The federal Environmental Protection Agency has told the state that "essential environmental protection measures" must be taken before allowing The Chesapeake Energy Corporation to drill for gas within the 2,000- square-mile Catskills watershed that provides drinking water to millions of NYC residents. The EPA's letter to the State Department of Environmental Conservation reinforces criticism of the plan to blast huge volumes of water mixed with chemicals into rock to extract gas. There is worry that the drilling, which creates large amounts of wastewater, could contaminate NYC's water supply. Katherine Nadeau at Environmental Advocates of New York described the federal agency’s letter as “nothing short of awesome.”
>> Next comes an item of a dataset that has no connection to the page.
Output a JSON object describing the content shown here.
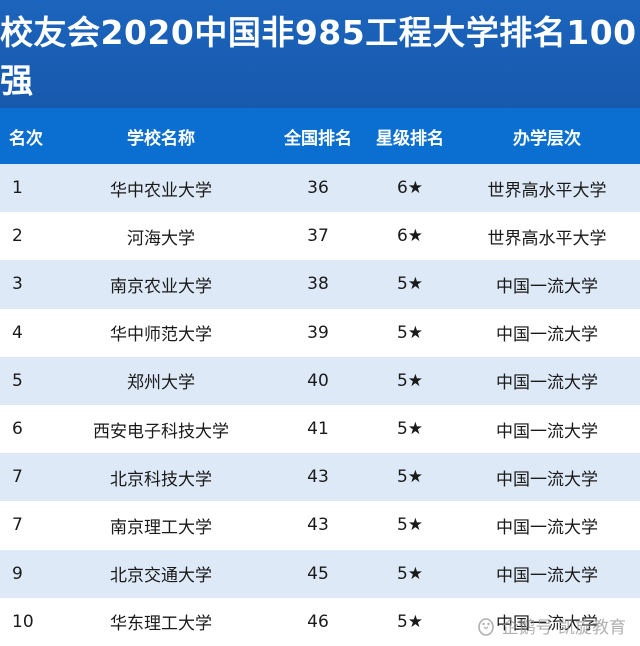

The Times has a pdf of the letter, in which the EPA recommends "a very cautious approach in all watershed areas." A spokesman for Mayor Bloomberg says the state’s environmental impact statement is "flawed and should be rescinded. It does not adequately address the risks to the city’s drinking water." The DEC has not made a final decision on whether to allow Chesapeake Energy to drill in the watershed, and a spokesman says, "At this time we are still taking input from the public and it would not be appropriate to respond to specific comments."

Water from the upstate reservoirs has been consistently clean enough to enable the city to use it without extensive filtration, but the city's DEP commissioner says the drilling would force New York to build a $10 billion water filtration system to combat any contamination. Such a change could result in 30% increase in New Yorkers' water bill, the city DEP predicts.